As a former senior counterterrorism official, my mind rushes naturally to such considerations. But precisely because I’m now out of government, I have time — without the old adrenaline and the old pressure — to step back for a moment from the "whodunit" questions. And that drives me to something that may be both more simple and more true. The Boston bombings are a reminder that there are evil, violent people out there who are willing to murder an 8-year-old boy, maim innocent bystanders, and deliberately target ordinary citizens. I expect we’ll know more soon about their motives — but on some level, I’m not even sure I care that much. What’s the difference if they ascribe this atrocity to a neo-Nazi, radical Islamist, or separatist anti-government ideology? Whatever their motive, they’re cowardly murderers who need to be brought to justice.

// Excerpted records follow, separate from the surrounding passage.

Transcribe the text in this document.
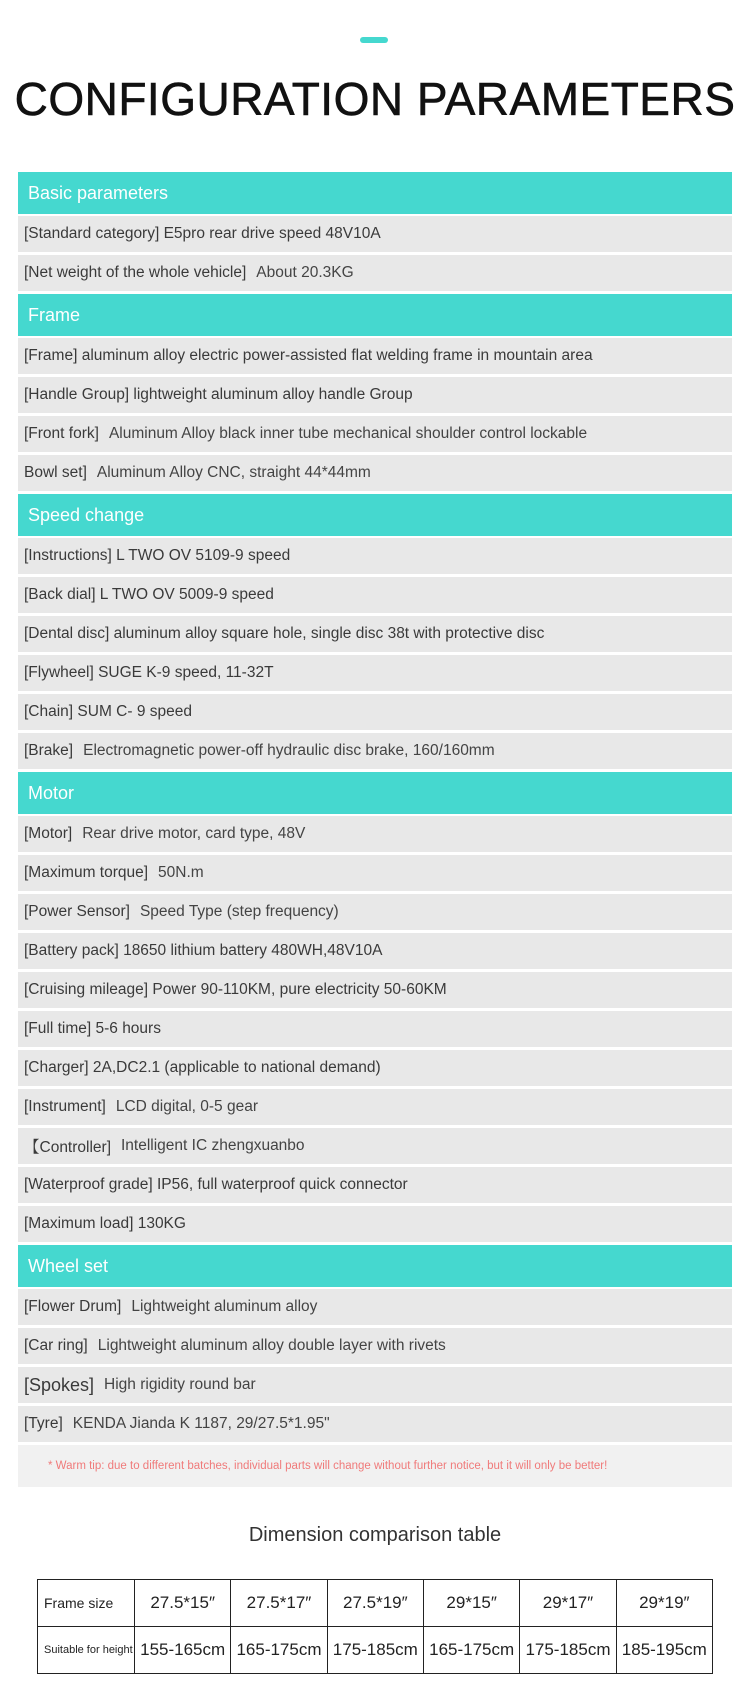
CONFIGURATION PARAMETERS
Basic parameters
[Standard category] E5pro rear drive speed 48V10A
[Net weight of the whole vehicle] About 20.3KG
Frame
[Frame] aluminum alloy electric power-assisted flat welding frame in mountain area
[Handle Group] lightweight aluminum alloy handle Group
[Front fork] Aluminum Alloy black inner tube mechanical shoulder control lockable
Bowl set] Aluminum Alloy CNC, straight 44*44mm
Speed change
[Instructions] L TWO OV 5109-9 speed
[Back dial] L TWO OV 5009-9 speed
[Dental disc] aluminum alloy square hole, single disc 38t with protective disc
[Flywheel] SUGE K-9 speed, 11-32T
[Chain] SUM C- 9 speed
[Brake] Electromagnetic power-off hydraulic disc brake, 160/160mm
Motor
[Motor] Rear drive motor, card type, 48V
[Maximum torque] 50N.m
[Power Sensor] Speed Type (step frequency)
[Battery pack] 18650 lithium battery 480WH,48V10A
[Cruising mileage] Power 90-110KM, pure electricity 50-60KM
[Full time] 5-6 hours
[Charger] 2A,DC2.1 (applicable to national demand)
[Instrument] LCD digital, 0-5 gear
【Controller] Intelligent IC zhengxuanbo
[Waterproof grade] IP56, full waterproof quick connector
[Maximum load] 130KG
Wheel set
[Flower Drum] Lightweight aluminum alloy
[Car ring] Lightweight aluminum alloy double layer with rivets
[Spokes] High rigidity round bar
[Tyre] KENDA Jianda K 1187, 29/27.5*1.95"
* Warm tip: due to different batches, individual parts will change without further notice, but it will only be better!
Dimension comparison table
Frame size	27.5*15″	27.5*17″	27.5*19″	29*15″	29*17″	29*19″
Suitable for height	155-165cm	165-175cm	175-185cm	165-175cm	175-185cm	185-195cm
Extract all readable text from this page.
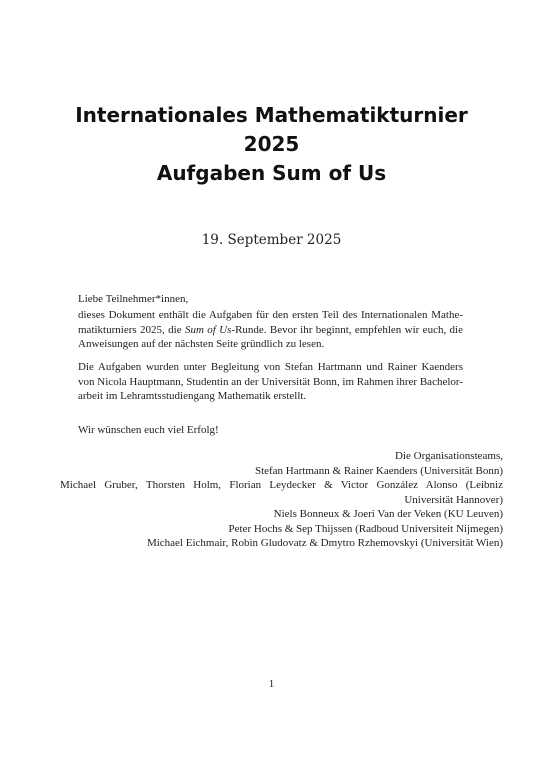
Internationales Mathematikturnier
2025
Aufgaben Sum of Us
19. September 2025

Liebe Teilnehmer*innen,

dieses Dokument enthält die Aufgaben für den ersten Teil des Internationalen Mathe-
matikturniers 2025, die Sum of Us-Runde. Bevor ihr beginnt, empfehlen wir euch, die
Anweisungen auf der nächsten Seite gründlich zu lesen.
Die Aufgaben wurden unter Begleitung von Stefan Hartmann und Rainer Kaenders
von Nicola Hauptmann, Studentin an der Universität Bonn, im Rahmen ihrer Bachelor-
arbeit im Lehramtsstudiengang Mathematik erstellt.

Wir wünschen euch viel Erfolg!

Die Organisationsteams,
Stefan Hartmann & Rainer Kaenders (Universität Bonn)
Michael Gruber, Thorsten Holm, Florian Leydecker & Victor González Alonso (Leibniz
Universität Hannover)
Niels Bonneux & Joeri Van der Veken (KU Leuven)
Peter Hochs & Sep Thijssen (Radboud Universiteit Nijmegen)
Michael Eichmair, Robin Gludovatz & Dmytro Rzhemovskyi (Universität Wien)
1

The reflexive question — "Was this terrorism?" — shouted out so expectantly during the first press conferences after attacks on our fellow Americans, whether in Boston or Benghazi or elsewhere, reveals a certain cultural, even national, neurosis that we have about terrorism. Of course this is terrorism, even if it turns out to have lacked a familiar motive — and I’m glad people acknowledged that immediately this time. But why should we care that much? Does it matter to the victims or their loved ones what warped ideology the perpetrators believed in? No. Will it make it any easier to stop the next attack? I doubt it, though motive certainly helps make solving attacks easier. Maybe next time, rather than indulging our appetite for gruesome details, uninformed and premature speculation, and round-the-clock coverage, we could all pause and try to deprive the perpetrators — whoever they are — of the thing
they most crave: attention.
For the people in government charged with protecting the homeland against terrorist attacks, the job has never been more difficult. Defending against spectacular attacks like 9/11 is one thing, but the Boston attack demonstrates how our definition of terrorism has changed — and how the job of defending ourselves has become all the harder.